Alfred Russel Wallace

Foi a carta de Alfred Russel Wallace enviada da Malásia que fez com que Darwin entendesse que chegara a hora de publicar seus estudos. Wallace nasceu em 1823, no País de Gales, e era professor quando conheceu o naturalista Henry Walter Bates, com quem desenvolveu uma paixão conjunta pela coleção e estudo de besouros. Juntos, eles viajaram à Amazônia, onde Wallace passou quatro anos coletando animais, financiando sua viagem com a venda dos espécimes que encontrava. A viagem terminou mal para Wallace: toda sua coleção e quase todas as suas notas foram perdidas quando o navio em que viajava pegou fogo. Mas ele não desistiu. De retorno da América do Sul, ele logo partiu para a Malásia, arquipélago onde continuou suas investigações zoológicas. Influenciado por muitas das mesmas ideias que inspiravam Darwin, Wallace chegou a conclusões muito parecidas sobre a origem e a mutação das espécies. Foi nessa viagem à Malásia que Wallace decidiu apresentar por carta suas ideias a Darwin. Nos anos seguintes, Wallace se tornaria um reconhecido cientista e naturalista na Inglaterra. Um artigo na Quatro Cinco Um conta sobre como ele foi um dos primeiros a combater o movimento terraplanista surgido no país.

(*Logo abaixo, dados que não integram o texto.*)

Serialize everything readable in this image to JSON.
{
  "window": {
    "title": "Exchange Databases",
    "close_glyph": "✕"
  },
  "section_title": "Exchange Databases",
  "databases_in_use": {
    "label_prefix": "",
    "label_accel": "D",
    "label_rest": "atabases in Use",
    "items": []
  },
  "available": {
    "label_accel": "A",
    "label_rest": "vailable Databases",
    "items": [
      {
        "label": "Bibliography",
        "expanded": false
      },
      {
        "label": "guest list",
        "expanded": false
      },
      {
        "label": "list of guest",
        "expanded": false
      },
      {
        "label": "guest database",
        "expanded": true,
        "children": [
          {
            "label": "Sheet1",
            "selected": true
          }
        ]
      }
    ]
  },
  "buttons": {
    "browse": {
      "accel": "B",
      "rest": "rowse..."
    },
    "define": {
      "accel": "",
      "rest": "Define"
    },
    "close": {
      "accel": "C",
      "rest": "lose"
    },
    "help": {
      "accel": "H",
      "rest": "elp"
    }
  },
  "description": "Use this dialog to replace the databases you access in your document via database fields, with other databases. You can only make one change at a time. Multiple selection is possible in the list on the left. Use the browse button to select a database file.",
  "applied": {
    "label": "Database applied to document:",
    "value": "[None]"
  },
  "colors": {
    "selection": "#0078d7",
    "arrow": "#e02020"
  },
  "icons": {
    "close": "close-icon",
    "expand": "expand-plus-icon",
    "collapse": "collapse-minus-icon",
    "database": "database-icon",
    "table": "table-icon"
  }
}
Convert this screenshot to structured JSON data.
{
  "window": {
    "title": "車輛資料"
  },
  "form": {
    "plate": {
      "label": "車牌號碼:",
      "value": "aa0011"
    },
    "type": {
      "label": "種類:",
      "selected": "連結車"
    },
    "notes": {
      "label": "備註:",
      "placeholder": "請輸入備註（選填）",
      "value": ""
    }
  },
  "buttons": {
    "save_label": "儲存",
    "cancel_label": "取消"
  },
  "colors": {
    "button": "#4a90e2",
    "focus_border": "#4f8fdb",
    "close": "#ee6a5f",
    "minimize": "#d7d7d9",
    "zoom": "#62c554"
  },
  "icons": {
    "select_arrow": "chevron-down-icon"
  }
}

Alfred Russel Wallace. Fotografia de Sims, 1889. [Crédito: Wellcome Collection]
 

Darwin & Wallace

“Eu nunca vi uma coincidência mais impressionante do que essa. Se Wallace tivesse o meu esboço que escrevi em 1842, ele não poderia ter feito um resumo melhor!”. Essa foi a reação de Darwin ao receber as notícias de Wallace. A solução, para manter a originalidade de sua pesquisa e ao mesmo tempo dar crédito ao jovem naturalista, foi apresentar um artigo assinado em conjunto pelos dois, Darwin e Wallace. A introdução do artigo, apresentado por Charles Lyell e John Hooker à Sociedade Lineana em 1858, dizia:

“Meus caros senhores, 
Os escritos em anexo, que temos a honra de comunicar para a Sociedade Lineana, e que tratam do mesmo assunto – as Leis que afetam a Produção de Variedades, Raças, e Espécies –, contêm os resultados das investigações de dois infatigáveis naturalistas, Sr. Charles Darwin e Sr. Alfred Wallace. Esses cavalheiros, de forma independente e sem saber um do outro, conceberam a mesma engenhosa teoria para descrever a aparência e a perpetuação de variedades e de formas específicas no nosso planeta. Ambos podem clamar, com justiça, o mérito de serem pensadores originais nessa importante linha de investigação; mas, como nenhum dos dois publicou as suas visões, mesmo que o senhor Darwin tenha, por muitos anos, sido repetidamente impelido por nós a fazê-lo, e como ambos os autores entregaram sem reservas seus escritos em nossas mãos, acreditamos que o melhor a fazer é promover os interesses da ciência com uma seleção dos dois para ser entregue à Sociedade Lineana.”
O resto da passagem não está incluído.